Saturday, March 21, 2026

Late memories

I remember I was suicidal last raya then I asked my aunt for money, hahaha, then I thought I wouldn't come anymore then I still came for raya. My aunt knew I'm not the type of person that asks for money, I guess they believe I was feeling suicidal and trying to shame ownself, but I can't I guess as they are my relatives.

I think I wore this grey kurta before and my family wore the same as last year, but I don't remember until night time, it's weird they didn't remind me at all that this ever happened.

I remember flirting with nurse and O.Ts(not my O.T Mandy) at I.M.H telling that doctor say I will become psychiatrist/psychologist, if want to become my girlfriend, because I'm suicidal and trying to be rejected to shame ownself, I really forgot what they answered but the outcome is quite calming I really loss my memory after that, I wonder what Sakinah would do I'm not the type of person that approach a girl at all. I remember telling them I'm suicidal then I think I was injected clozapine suddenly feeling tired and lazy to commit suicide. It failed anyway because I didn't shame myself, but their responses somehow stabilize me instead, that I forgot too. I wonder if I will really date any of them because of the feelings I get looking at them, it's weird to be like this, they really should remind me but they don't and I go through the jobclub with 3rd month not remembering about it, that I ever flirt around, hahaha. It's so funny. 😆

I really feel it would match me anyway because of their job title and I'm a patient means they can really handle me, it's weird they don't remind me but I could become shy anyway about it, haha. Why it's like that? It's really not a dream? My memory really came back like that I'm not sure why the recovery is so little, what else I don't remember about being there? None of them remind me anything it's hard to just live on like this.

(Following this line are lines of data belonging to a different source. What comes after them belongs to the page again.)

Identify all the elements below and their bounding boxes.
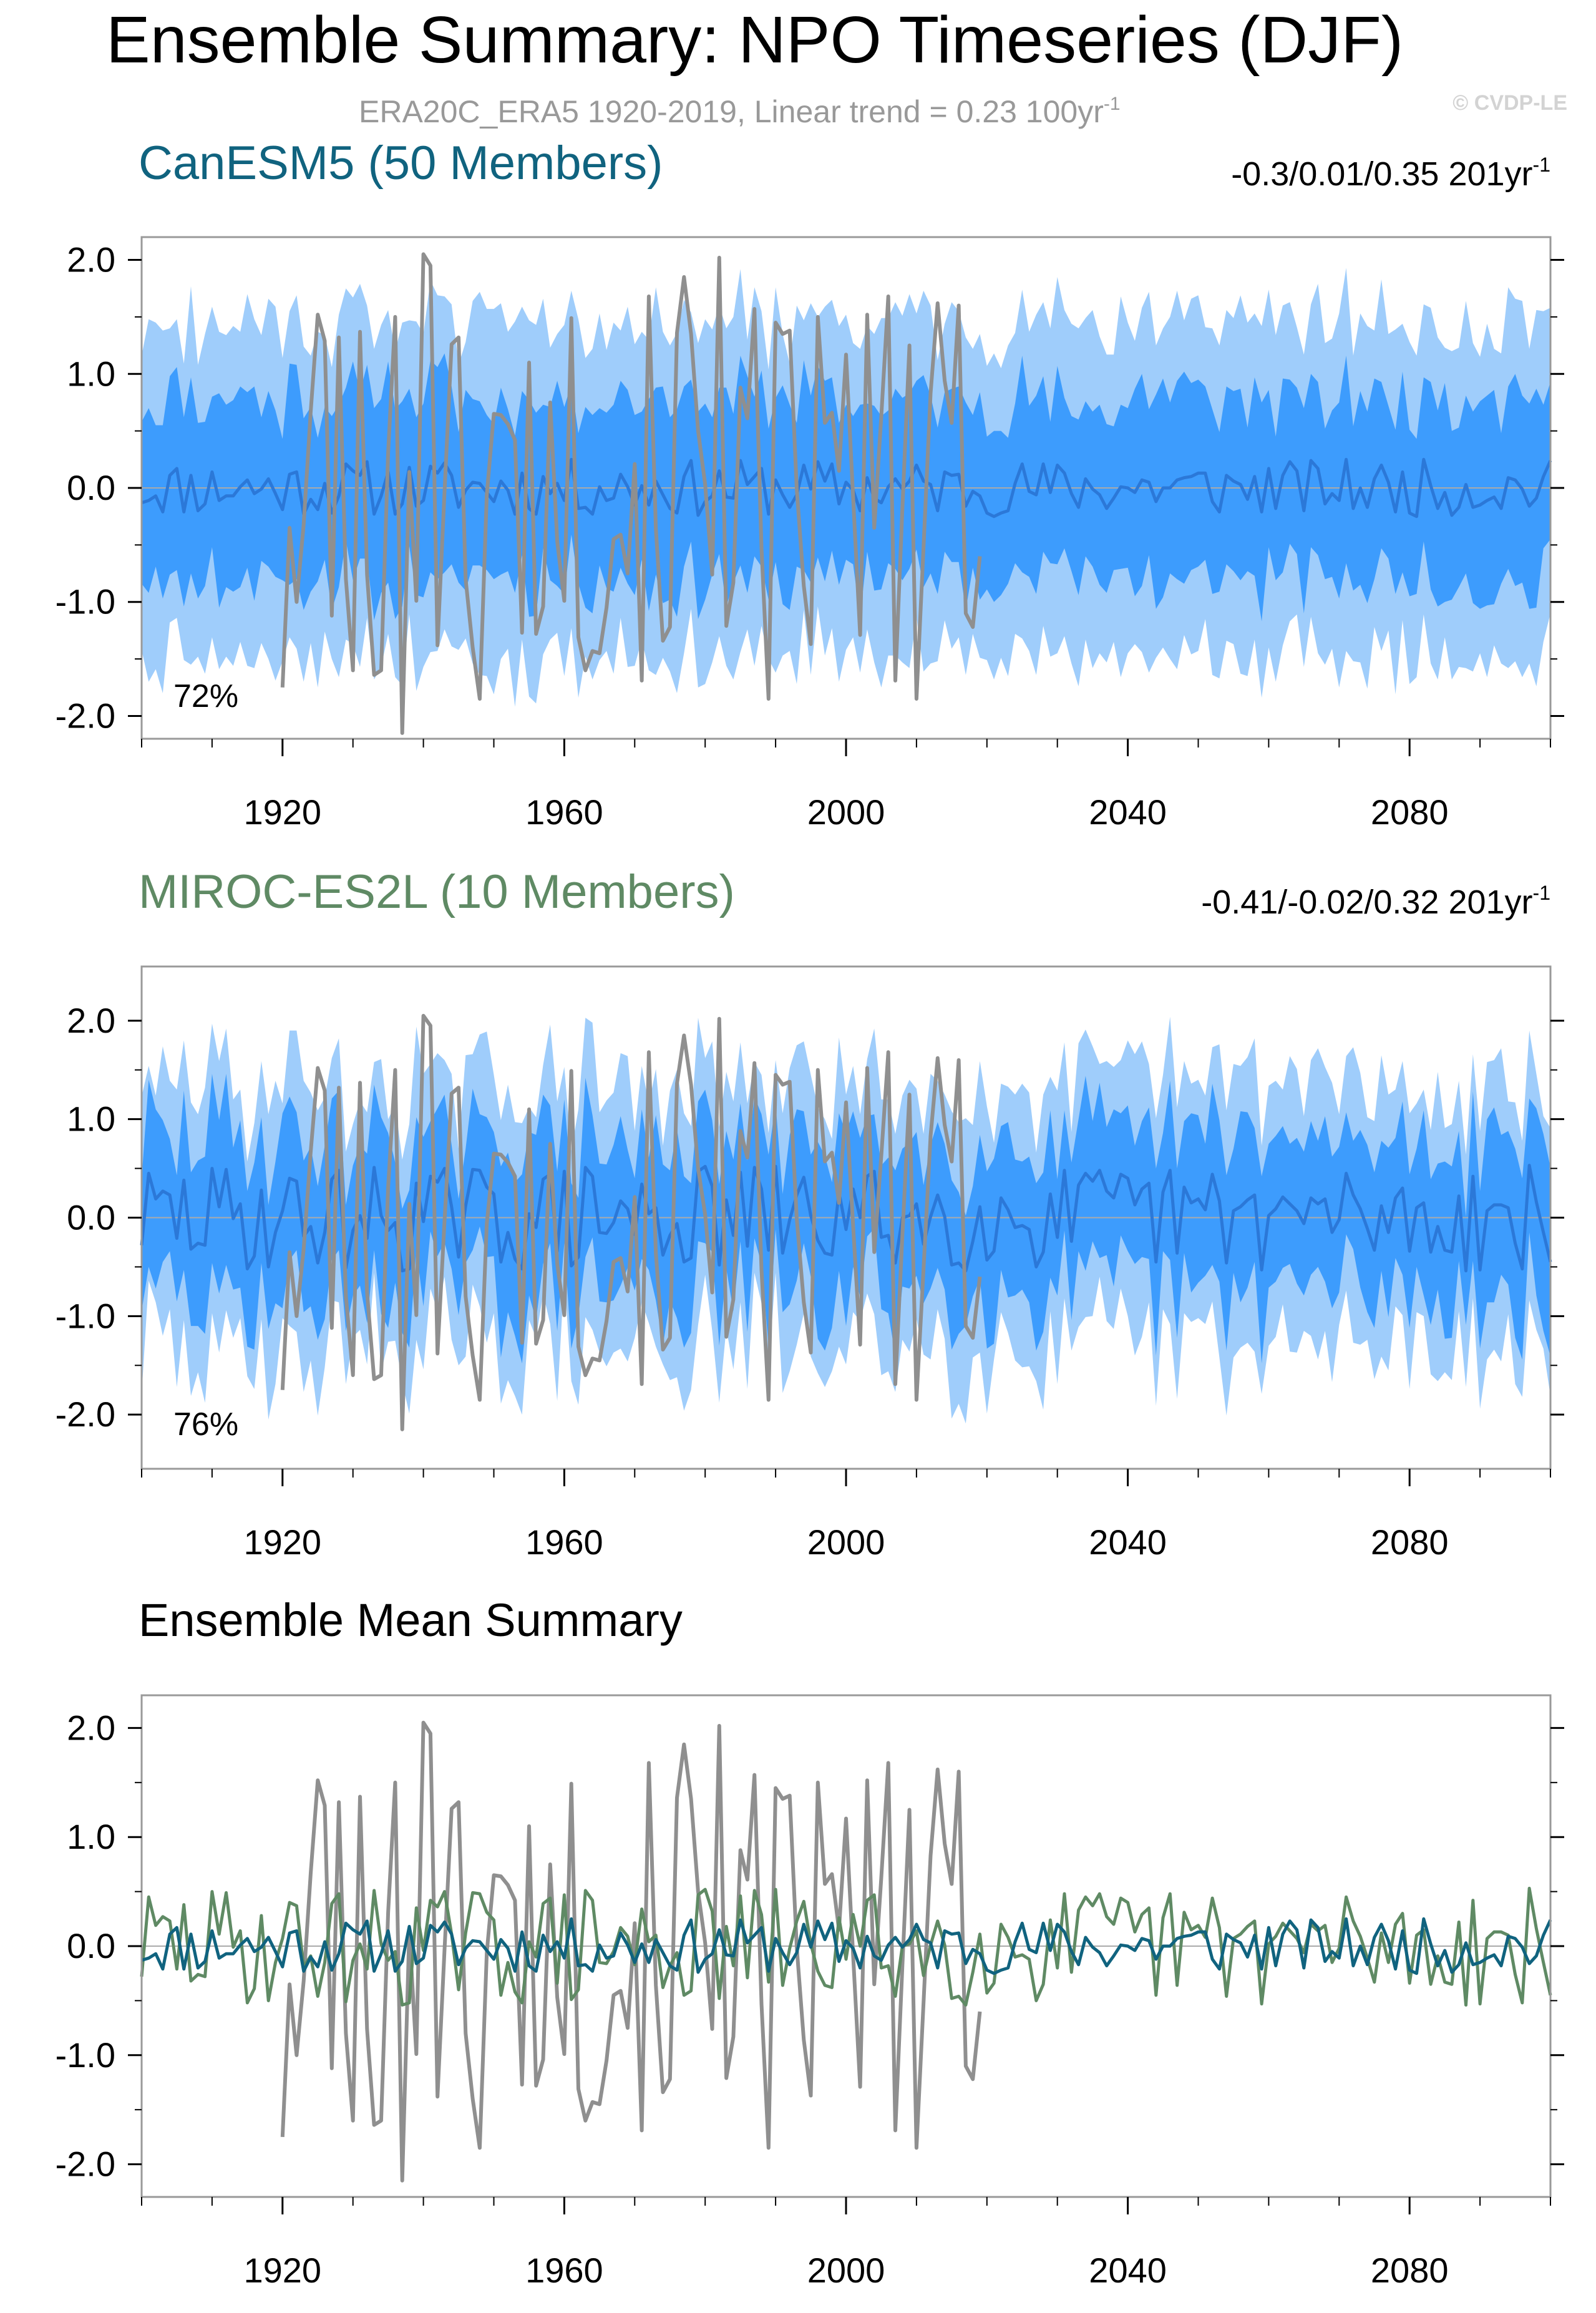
- watermark: © CVDP-LE: [1452, 91, 1567, 115]
- x-tick-label: 1960: [525, 2251, 603, 2290]
- panel-ensemble-mean: Ensemble Mean Summary 2.0 1.0 0.0 -1.0 -2.0 1…: [56, 1594, 1564, 2290]
- x-tick-label: 2080: [1371, 1522, 1449, 1562]
- plot-area-miroc: 2.0 1.0 0.0 -1.0 -2.0 1920 1960 2000 2040 2080: [56, 965, 1564, 1562]
- observation-line: [280, 1013, 982, 1431]
- band-inner: [142, 1074, 1550, 1364]
- y-tick-label: 0.0: [67, 1198, 115, 1237]
- x-tick-label: 2080: [1371, 2251, 1449, 2290]
- x-tick-label: 2000: [807, 1522, 885, 1562]
- ensemble-mean-line: [140, 1164, 1552, 1273]
- y-tick-label: 1.0: [67, 354, 115, 393]
- x-tick-label: 1920: [244, 792, 322, 832]
- ensemble-mean-line: [141, 457, 1552, 519]
- trend-value-canesm5: -0.3/0.01/0.35 201yr: [1231, 155, 1532, 193]
- y-tick-label: 2.0: [67, 240, 115, 280]
- percent-label-miroc: 76%: [173, 1406, 238, 1443]
- y-tick-label: -2.0: [56, 1395, 116, 1434]
- figure-subtitle: ERA20C_ERA5 1920-2019, Linear trend = 0.…: [359, 94, 1121, 129]
- y-tick-label: 2.0: [67, 1001, 115, 1040]
- figure-subtitle-text: ERA20C_ERA5 1920-2019, Linear trend = 0.…: [359, 94, 1104, 129]
- panel-miroc: MIROC-ES2L (10 Members) -0.41/-0.02/0.32…: [56, 865, 1564, 1562]
- x-tick-label: 2040: [1089, 2251, 1167, 2290]
- y-tick-label: 1.0: [67, 1099, 115, 1139]
- plot-area-ensemble-mean: 2.0 1.0 0.0 -1.0 -2.0 1920 1960 2000 2040 2080: [56, 1694, 1564, 2290]
- y-tick-label: -1.0: [56, 2035, 116, 2075]
- x-tick-label: 2080: [1371, 792, 1449, 832]
- trend-sup-canesm5: -1: [1533, 153, 1550, 176]
- y-tick-label: 2.0: [67, 1708, 115, 1747]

Just now in car I feel like I've decided to work properly at CleanMark Solutions and just not be a beggar feeling anymore, I'm sad the money reminder that I ever ate K.F.C placed outside dustbin, that my relatives or family didn't give me money to buy food outside, then I think it's okay anyway, to just work by myself like a force of pain to go through it, I wonder why they letting me experience this extra force of pain in life, like I have to effort by myself instead of just living life.

I hope something interesting happen before my birthday(38 years old) anyway, life is too boring and I feel like deadmeat kind of feelings, like I can't be happy anymore as fact.